How to define the following expression as matrix multiplication?
$$-\sum_{i=1}^n\left[\mid e_i\mid-\exp(\sum_{j=0}^p \gamma_j X_{ij})\right]\exp(\sum_{j=0}^p \gamma_j X_{ij})X_{i.}$$
X is a matrix, e and γ are vectors
$$X_{n,p+1}$$ $$e_{n,1}$$ $$\gamma_{p+1,1}$$
For typing convenience, define the vectors $$\eqalign{ &u\in{\mathbb R}^{n},\qquad &v\in{\mathbb R}^{p+1},\qquad &y=\gamma \\ &a=|e|,\qquad &b=\exp(Xy),\qquad &c=(b-a)\odot b \\ }$$ where $\odot$ denotes the elementwise product, the exponential function is applied elementwise, and $(u,v)$ are vectors with all elements equal to ${\tt1}$.
Write the function in terms of these new vectors, then reduce. $$\eqalign{ f^T &= u^T\Big(cv^T\odot X\Big) \\ &= u^T\Big(\operatorname{Diag}(c)\,X\,\operatorname{Diag}(v)\Big) \\ &= c^TX\,I \\ f&= X^Tc \\ &= X^T\Big[(b-a)\odot b\Big] \\ &= X^T\Big[\big(\exp(Xy)-|e|\big)\odot\exp(Xy)\Big] \\ }$$ where $I\in{\mathbb R}^{(p+1)\times(p+1)}$ is the identity matrix and $f\in{\mathbb R}^{p+1}$.
Update
Based on your comments, you have the scalar function $$\eqalign{\phi &= \tfrac{1}{2}(b-a):(b-a)\qquad\big({\rm Frobenius\,Product}\big)}$$ and you wish to calculate its gradient and hessian.
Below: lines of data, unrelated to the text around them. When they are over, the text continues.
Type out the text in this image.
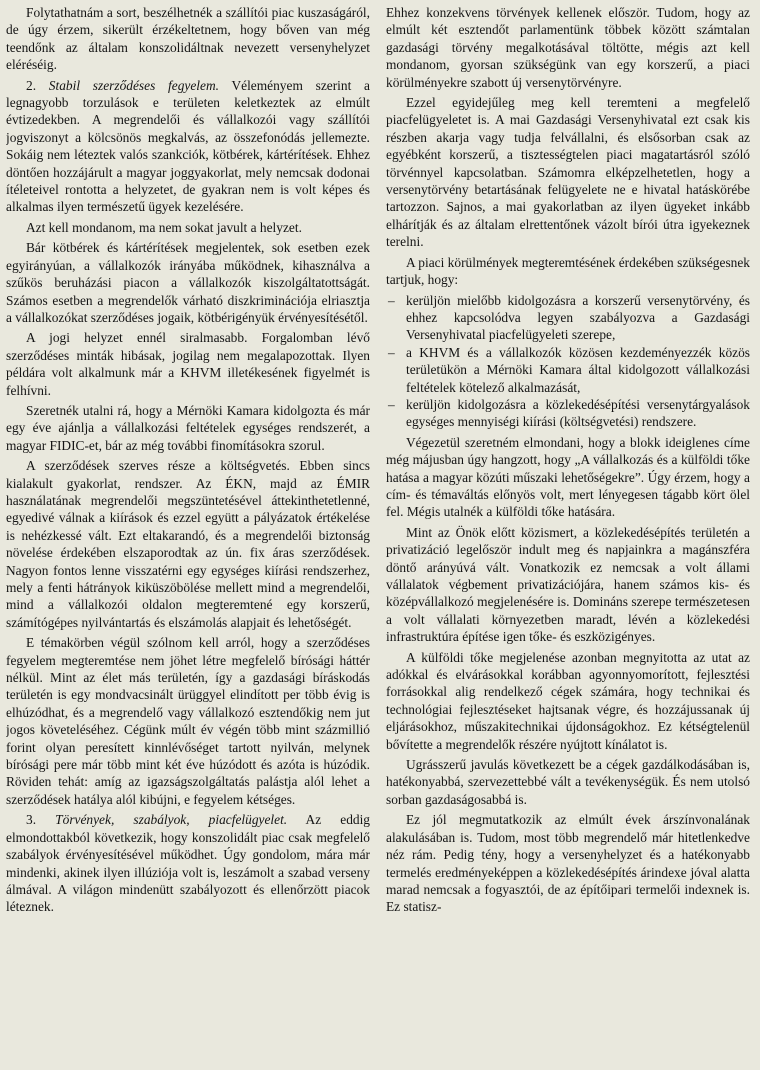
Folytathatnám a sort, beszélhetnék a szállítói piac kuszaságáról, de úgy érzem, sikerült érzékeltetnem, hogy bőven van még teendőnk az általam konszolidáltnak nevezett versenyhelyzet eléréséig.

2. Stabil szerződéses fegyelem. Véleményem szerint a legnagyobb torzulások e területen keletkeztek az elmúlt évtizedekben. A megrendelői és vállalkozói vagy szállítói jogviszonyt a kölcsönös megkalvás, az összefonódás jellemezte. Sokáig nem léteztek valós szankciók, kötbérek, kártérítések. Ehhez döntően hozzájárult a magyar joggyakorlat, mely nemcsak dodonai ítéleteivel rontotta a helyzetet, de gyakran nem is volt képes és alkalmas ilyen természetű ügyek kezelésére.

Azt kell mondanom, ma nem sokat javult a helyzet.

Bár kötbérek és kártérítések megjelentek, sok esetben ezek egyirányúan, a vállalkozók irányába működnek, kihasználva a szűkös beruházási piacon a vállalkozók kiszolgáltatottságát. Számos esetben a megrendelők várható diszkriminációja elriasztja a vállalkozókat szerződéses jogaik, kötbérigényük érvényesítésétől.

A jogi helyzet ennél siralmasabb. Forgalomban lévő szerződéses minták hibásak, jogilag nem megalapozottak. Ilyen példára volt alkalmunk már a KHVM illetékesének figyelmét is felhívni.

Szeretnék utalni rá, hogy a Mérnöki Kamara kidolgozta és már egy éve ajánlja a vállalkozási feltételek egységes rendszerét, a magyar FIDIC-et, bár az még további finomításokra szorul.

A szerződések szerves része a költségvetés. Ebben sincs kialakult gyakorlat, rendszer. Az ÉKN, majd az ÉMIR használatának megrendelői megszüntetésével áttekinthetetlenné, egyedivé válnak a kiírások és ezzel együtt a pályázatok értékelése is nehézkessé vált. Ezt eltakarandó, és a megrendelői biztonság növelése érdekében elszaporodtak az ún. fix áras szerződések. Nagyon fontos lenne visszatérni egy egységes kiírási rendszerhez, mely a fenti hátrányok kiküszöbölése mellett mind a megrendelői, mind a vállalkozói oldalon megteremtené egy korszerű, számítógépes nyilvántartás és elszámolás alapjait és lehetőségét.

E témakörben végül szólnom kell arról, hogy a szerződéses fegyelem megteremtése nem jöhet létre megfelelő bírósági háttér nélkül. Mint az élet más területén, így a gazdasági bíráskodás területén is egy mondvacsinált ürüggyel elindított per több évig is elhúzódhat, és a megrendelő vagy vállalkozó esztendőkig nem jut jogos követeléséhez. Cégünk múlt év végén több mint százmillió forint olyan peresített kinnlévőséget tartott nyilván, melynek bírósági pere már több mint két éve húzódott és azóta is húzódik. Röviden tehát: amíg az igazságszolgáltatás palástja alól lehet a szerződések hatálya alól kibújni, e fegyelem kétséges.

3. Törvények, szabályok, piacfelügyelet. Az eddig elmondottakból következik, hogy konszolidált piac csak megfelelő szabályok érvényesítésével működhet. Úgy gondolom, mára már mindenki, akinek ilyen illúziója volt is, leszámolt a szabad verseny álmával. A világon mindenütt szabályozott és ellenőrzött piacok léteznek.

Ehhez konzekvens törvények kellenek először. Tudom, hogy az elmúlt két esztendőt parlamentünk többek között számtalan gazdasági törvény megalkotásával töltötte, mégis azt kell mondanom, gyorsan szükségünk van egy korszerű, a piaci körülményekre szabott új versenytörvényre.

Ezzel egyidejűleg meg kell teremteni a megfelelő piacfelügyeletet is. A mai Gazdasági Versenyhivatal ezt csak kis részben akarja vagy tudja felvállalni, és elsősorban csak az egyébként korszerű, a tisztességtelen piaci magatartásról szóló törvénnyel kapcsolatban. Számomra elképzelhetetlen, hogy a versenytörvény betartásának felügyelete ne e hivatal hatáskörébe tartozzon. Sajnos, a mai gyakorlatban az ilyen ügyeket inkább elhárítják és az általam elrettentőnek vázolt bírói útra igyekeznek terelni.

A piaci körülmények megteremtésének érdekében szükségesnek tartjuk, hogy:

– kerüljön mielőbb kidolgozásra a korszerű versenytörvény, és ehhez kapcsolódva legyen szabályozva a Gazdasági Versenyhivatal piacfelügyeleti szerepe,
– a KHVM és a vállalkozók közösen kezdeményezzék közös területükön a Mérnöki Kamara által kidolgozott vállalkozási feltételek kötelező alkalmazását,
– kerüljön kidolgozásra a közlekedésépítési versenytárgyalások egységes mennyiségi kiírási (költségvetési) rendszere.

Végezetül szeretném elmondani, hogy a blokk ideiglenes címe még májusban úgy hangzott, hogy „A vállalkozás és a külföldi tőke hatása a magyar közúti műszaki lehetőségekre”. Úgy érzem, hogy a cím- és témaváltás előnyös volt, mert lényegesen tágabb kört ölel fel. Mégis utalnék a külföldi tőke hatására.

Mint az Önök előtt közismert, a közlekedésépítés területén a privatizáció legelőször indult meg és napjainkra a magánszféra döntő arányúvá vált. Vonatkozik ez nemcsak a volt állami vállalatok végbement privatizációjára, hanem számos kis- és középvállalkozó megjelenésére is. Domináns szerepe természetesen a volt vállalati környezetben maradt, lévén a közlekedési infrastruktúra építése igen tőke- és eszközigényes.

A külföldi tőke megjelenése azonban megnyitotta az utat az adókkal és elvárásokkal korábban agyonnyomorított, fejlesztési forrásokkal alig rendelkező cégek számára, hogy technikai és technológiai fejlesztéseket hajtsanak végre, és hozzájussanak új eljárásokhoz, műszakitechnikai újdonságokhoz. Ez kétségtelenül bővítette a megrendelők részére nyújtott kínálatot is.

Ugrásszerű javulás következett be a cégek gazdálkodásában is, hatékonyabbá, szervezettebbé vált a tevékenységük. És nem utolsó sorban gazdaságosabbá is.

Ez jól megmutatkozik az elmúlt évek árszínvonalának alakulásában is. Tudom, most több megrendelő már hitetlenkedve néz rám. Pedig tény, hogy a versenyhelyzet és a hatékonyabb termelés eredményeképpen a közlekedésépítés árindexe jóval alatta marad nemcsak a fogyasztói, de az építőipari termelői indexnek is. Ez statisz-
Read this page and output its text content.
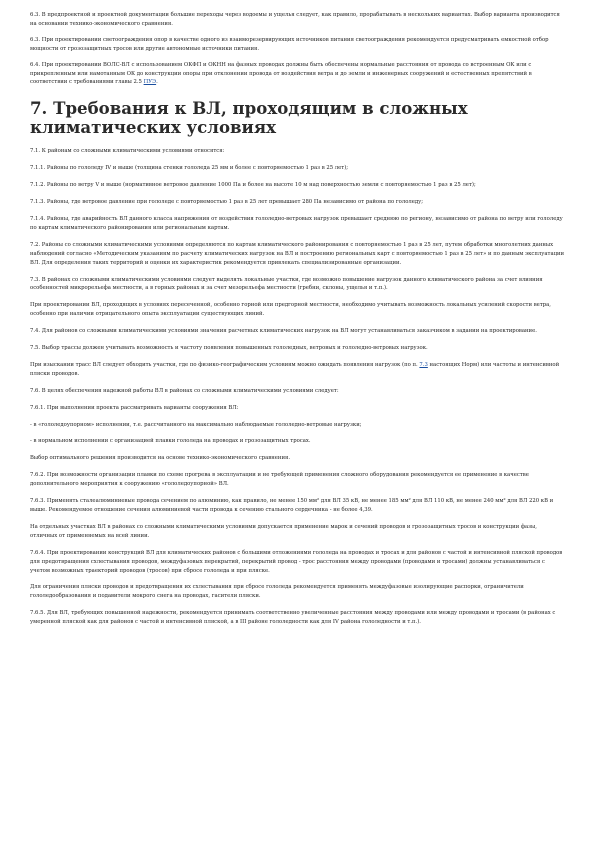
6.3. В предпроектной и проектной документации большие переходы через водоемы и ущелья следует, как правило, прорабатывать в нескольких вариантах. Выбор варианта производится на основании технико-экономического сравнения.

6.3. При проектировании светоограждения опор в качестве одного из взаиморезервирующих источников питания светоограждения рекомендуется предусматривать емкостной отбор мощности от грозозащитных тросов или другие автономные источники питания.

6.4. При проектировании ВОЛС-ВЛ с использованием ОКФП и ОКНН на фазных проводах должны быть обеспечены нормальные расстояния от провода со встроенным ОК или с прикрепленным или намотанным ОК до конструкции опоры при отклонении провода от воздействия ветра и до земли и инженерных сооружений и естественных препятствий в соответствии с требованиями главы 2.5 ПУЭ.

7. Требования к ВЛ, проходящим в сложных климатических условиях

7.1. К районам со сложными климатическими условиями относятся:

7.1.1. Районы по гололеду IV и выше (толщина стенки гололеда 25 мм и более с повторяемостью 1 раз в 25 лет);

7.1.2. Районы по ветру V и выше (нормативное ветровое давление 1000 Па и более на высоте 10 м над поверхностью земли с повторяемостью 1 раз в 25 лет);

7.1.3. Районы, где ветровое давление при гололеде с повторяемостью 1 раз в 25 лет превышает 280 Па независимо от района по гололеду;

7.1.4. Районы, где аварийность ВЛ данного класса напряжения от воздействия гололедно-ветровых нагрузок превышает среднюю по региону, независимо от района по ветру или гололеду по картам климатического районирования или региональным картам.

7.2. Районы со сложными климатическими условиями определяются по картам климатического районирования с повторяемостью 1 раз в 25 лет, путем обработки многолетних данных наблюдений согласно «Методическим указаниям по расчету климатических нагрузок на ВЛ и построению региональных карт с повторяемостью 1 раз в 25 лет» и по данным эксплуатации ВЛ. Для определения таких территорий и оценки их характеристик рекомендуется привлекать специализированные организации.

7.3. В районах со сложными климатическими условиями следует выделять локальные участки, где возможно повышение нагрузок данного климатического района за счет влияния особенностей микрорельефа местности, а в горных районах и за счет мезорельефа местности (гребни, склоны, ущелья и т.п.).

При проектировании ВЛ, проходящих в условиях пересеченной, особенно горной или предгорной местности, необходимо учитывать возможность локальных усилений скорости ветра, особенно при наличии отрицательного опыта эксплуатации существующих линий.

7.4. Для районов со сложными климатическими условиями значения расчетных климатических нагрузок на ВЛ могут устанавливаться заказчиком в задании на проектирование.

7.5. Выбор трассы должен учитывать возможность и частоту появления повышенных гололедных, ветровых и гололедно-ветровых нагрузок.

При изыскании трасс ВЛ следует обходить участки, где по физико-географическим условиям можно ожидать появления нагрузок (по п. 7.3 настоящих Норм) или частоты и интенсивной пляски проводов.

7.6. В целях обеспечения надежной работы ВЛ в районах со сложными климатическими условиями следует:

7.6.1. При выполнении проекта рассматривать варианты сооружения ВЛ:

- в «гололедоупорном» исполнении, т.е. рассчитанного на максимально наблюдаемые гололедно-ветровые нагрузки;

- в нормальном исполнении с организацией плавки гололеда на проводах и грозозащитных тросах.

Выбор оптимального решения производится на основе технико-экономического сравнения.

7.6.2. При возможности организации плавки по схеме прогрева в эксплуатации и не требующей применения сложного оборудования рекомендуется ее применение в качестве дополнительного мероприятия к сооружению «гололедоупорной» ВЛ.

7.6.3. Применять сталеалюминиевые провода сечением по алюминию, как правило, не менее 150 мм² для ВЛ 35 кВ, не менее 185 мм² для ВЛ 110 кВ, не менее 240 мм² для ВЛ 220 кВ и выше. Рекомендуемое отношение сечения алюминиевой части провода к сечению стального сердечника - не более 4,39.

На отдельных участках ВЛ в районах со сложными климатическими условиями допускается применение марок и сечений проводов и грозозащитных тросов и конструкции фазы, отличных от применяемых на всей линии.

7.6.4. При проектировании конструкций ВЛ для климатических районов с большими отложениями гололеда на проводах и тросах и для районов с частой и интенсивной пляской проводов для предотвращения схлестывания проводов, междуфазовых перекрытий, перекрытий провод - трос расстояния между проводами (проводами и тросами) должны устанавливаться с учетом возможных траекторий проводов (тросов) при сбросе гололеда и при пляске.

Для ограничения пляски проводов и предотвращения их схлестывания при сбросе гололеда рекомендуется применять междуфазовые изолирующие распорки, ограничители гололедообразования и подавители мокрого снега на проводах, гасители пляски.

7.6.5. Для ВЛ, требующих повышенной надежности, рекомендуется принимать соответственно увеличенные расстояния между проводами или между проводами и тросами (в районах с умеренной пляской как для районов с частой и интенсивной пляской, а в III районе гололедности как для IV района гололедности и т.п.).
So let's do that. $$\eqalign{ d\phi &= (b-a):db \\ &= (b-a):(b\odot X\,dy) \\ &= b\odot(b-a):X\,dy \\ &= c:X\,dy \\ &= X^Tc:dy \\ g=\frac{\partial\phi}{\partial y} &= X^Tc \qquad\big({\rm Gradient}\big) \\ }$$ Now let's calculate the hessian. $$\eqalign{ dg &= X^Tdc \\ &= X^T\big((2b-a)\odot db\big) \\ &= X^T\big((2b-a)\odot b\odot X\,dy\big) \\ &= X^T(2B-A)BX\,dy \\ H=\frac{\partial g}{\partial y} &= X^T(2B-A)BX \qquad\big({\rm Hessian}\big) \\ }$$ where $\,A=\operatorname{Diag}(a),\,B=\operatorname{Diag}(b)$.